Guide

Skip tracing accuracy and match rates explained

Why every skip tracing vendor claims 90%+ match rates — and why the number you actually get is almost always lower.

Every skip tracing vendor's marketing page eventually gets to a number. "90% match rate." "95% accuracy." "Industry-leading hit rates." Pull back the curtain and these numbers usually mean different things at different vendors, measured on different lists, against different definitions of "match." Here's how to read them honestly.

Match rate vs. response rate vs. accuracy

Three numbers get conflated in vendor marketing:

Response rate — what percentage of your input records got any data back from the API. The vendor returned something, even if the something is a phone number from 2018 that's been disconnected.

Match rate — what percentage of input records got back at least one verified, currently-valid contact attribute. This is the number that should matter to you.

Accuracy — when the API returns a phone number, what percentage of those numbers actually reach the right person on the first try.

A vendor can advertise a 95% response rate that translates into a 65% match rate and a 50% accuracy on dial. The marketing is technically true and operationally useless.

Why match rates depend on the list

Match rate is mostly determined by the input quality, not the vendor.
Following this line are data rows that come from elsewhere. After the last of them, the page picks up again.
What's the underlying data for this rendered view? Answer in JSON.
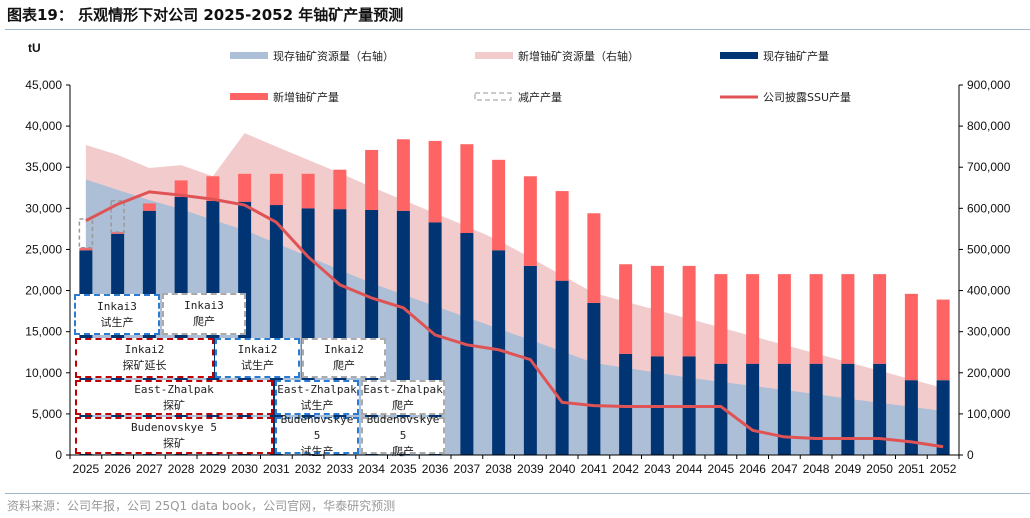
{
  "title": "图表19：  乐观情形下对公司 2025-2052 年铀矿产量预测",
  "source": "资料来源：公司年报，公司 25Q1 data book，公司官网，华泰研究预测",
  "colors": {
    "existing_resource": "#adbfd6",
    "new_resource": "#f2cbcd",
    "existing_production": "#003473",
    "new_production": "#ff6464",
    "reduction": "#999999",
    "ssu_line": "#e05355"
  },
  "chart_data": {
    "type": "bar",
    "ylabel": "tU",
    "ylim": [
      0,
      45000
    ],
    "y2lim": [
      0,
      900000
    ],
    "yticks": [
      "0",
      "5,000",
      "10,000",
      "15,000",
      "20,000",
      "25,000",
      "30,000",
      "35,000",
      "40,000",
      "45,000"
    ],
    "y2ticks": [
      "0",
      "100,000",
      "200,000",
      "300,000",
      "400,000",
      "500,000",
      "600,000",
      "700,000",
      "800,000",
      "900,000"
    ],
    "legend_position": "top",
    "categories": [
      "2025",
      "2026",
      "2027",
      "2028",
      "2029",
      "2030",
      "2031",
      "2032",
      "2033",
      "2034",
      "2035",
      "2036",
      "2037",
      "2038",
      "2039",
      "2040",
      "2041",
      "2042",
      "2043",
      "2044",
      "2045",
      "2046",
      "2047",
      "2048",
      "2049",
      "2050",
      "2051",
      "2052"
    ],
    "series": [
      {
        "name": "现存铀矿资源量（右轴）",
        "type": "area",
        "axis": "right",
        "values": [
          670000,
          645000,
          620000,
          598000,
          572000,
          547000,
          515000,
          483000,
          450000,
          418000,
          390000,
          362000,
          335000,
          307000,
          280000,
          252000,
          224000,
          212000,
          200000,
          188000,
          178000,
          168000,
          158000,
          148000,
          137000,
          127000,
          117000,
          107000
        ]
      },
      {
        "name": "新增铀矿资源量（右轴）",
        "type": "area",
        "axis": "right",
        "stacked_total": [
          754000,
          730000,
          698000,
          705000,
          678000,
          783000,
          750000,
          718000,
          686000,
          652000,
          620000,
          588000,
          556000,
          522000,
          480000,
          437000,
          394000,
          373000,
          352000,
          331000,
          310000,
          289000,
          268000,
          247000,
          226000,
          205000,
          184000,
          163000
        ]
      },
      {
        "name": "现存铀矿产量",
        "type": "bar",
        "axis": "left",
        "values": [
          24900,
          26900,
          29700,
          31400,
          30900,
          30800,
          30400,
          30000,
          29900,
          29800,
          29700,
          28300,
          27000,
          24900,
          23000,
          21200,
          18500,
          12300,
          12000,
          12000,
          11100,
          11100,
          11100,
          11100,
          11100,
          11100,
          9100,
          9100
        ]
      },
      {
        "name": "新增铀矿产量",
        "type": "bar",
        "axis": "left",
        "values": [
          300,
          200,
          900,
          2000,
          3000,
          3400,
          3800,
          4200,
          4800,
          7300,
          8700,
          9900,
          10800,
          11000,
          10900,
          10900,
          10900,
          10900,
          11000,
          11000,
          10900,
          10900,
          10900,
          10900,
          10900,
          10900,
          10500,
          9800
        ]
      },
      {
        "name": "减产产量",
        "type": "bar",
        "axis": "left",
        "values": [
          3500,
          3800,
          0,
          0,
          0,
          0,
          0,
          0,
          0,
          0,
          0,
          0,
          0,
          0,
          0,
          0,
          0,
          0,
          0,
          0,
          0,
          0,
          0,
          0,
          0,
          0,
          0,
          0
        ]
      },
      {
        "name": "公司披露SSU产量",
        "type": "line",
        "axis": "left",
        "values": [
          28500,
          30500,
          32000,
          31600,
          31100,
          30400,
          28300,
          24100,
          20700,
          19100,
          17900,
          14600,
          13400,
          12800,
          11600,
          6400,
          6000,
          5900,
          5900,
          5900,
          5900,
          3000,
          2200,
          2000,
          2000,
          2000,
          1600,
          1000
        ]
      }
    ],
    "annotations": [
      {
        "project": "Inkai3",
        "stage": "试生产",
        "style": "blue"
      },
      {
        "project": "Inkai3",
        "stage": "爬产",
        "style": "gray"
      },
      {
        "project": "Inkai2",
        "stage": "探矿延长",
        "style": "red"
      },
      {
        "project": "Inkai2",
        "stage": "试生产",
        "style": "blue"
      },
      {
        "project": "Inkai2",
        "stage": "爬产",
        "style": "gray"
      },
      {
        "project": "East-Zhalpak",
        "stage": "探矿",
        "style": "red"
      },
      {
        "project": "East-Zhalpak",
        "stage": "试生产",
        "style": "blue"
      },
      {
        "project": "East-Zhalpak",
        "stage": "爬产",
        "style": "gray"
      },
      {
        "project": "Budenovskye 5",
        "stage": "探矿",
        "style": "red"
      },
      {
        "project": "Budenovskye 5",
        "stage": "试生产",
        "style": "blue"
      },
      {
        "project": "Budenovskye 5",
        "stage": "爬产",
        "style": "gray"
      }
    ]
  }
}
The same vendor will get wildly different numbers depending on the list:

  • Recent property records with full names + current addresses → 75–85% match
  • Old probate records with name + 5-year-old address → 50–60% match
  • Common-name list with no disambiguators → 30–50% match
  • Foreign-language name list → much lower, often 20–40%

If a vendor brags about a 90% match rate without saying what list they tested on, they're either tested on a curated easy list or they're inflating the response rate.

How we measure ours honestly

We test on real anonymized customer lists across the categories above. On typical real estate investor lists from county records (absentee owners, tax delinquent, probate), we see 65–80% match rates with at least one verified mobile per matched record. On collections and process-server use cases the range is similar. On B2C enrichment with stronger inputs (name + email), match rates run higher.

None of those numbers are 90%+ and we don't claim they are.

How to test a vendor for yourself

  1. Pick a real list of yours, 500–1,000 records, representative of your normal use case.
  2. Send the same list through 2–3 vendors in parallel.
  3. For each vendor, calculate: response rate, match rate (at least one phone or email returned), and overlap with the other vendors.
  4. Ideally, run a small dial test on the matches and measure first-attempt connect rate. This is the only number that translates directly to revenue.
  5. Pick the vendor that wins on cost-per-useful-match, not cost-per-API-call.

Why pay-per-match billing matters here

Vendors that bill per API call have no economic incentive to maintain accuracy. Their revenue is the same whether the number is good or dead. Vendors that bill per successful match are forced to care about quality because misses are free. Skip Trace API uses pay-per-match for exactly this reason. Tracerfy and several others bill per attempt.

Frequently asked questions

What's a good skip tracing match rate?
65–80% is realistic on typical investor or collections lists. Anything north of 85% usually means the vendor is counting response rate, not verified-match rate. Anything below 50% means the input list is too sparse or the vendor's data graph is too narrow.
Why do vendor accuracy claims vary so much?
Because they're measuring different things and there's no industry standard. Always ask what they're counting before comparing numbers.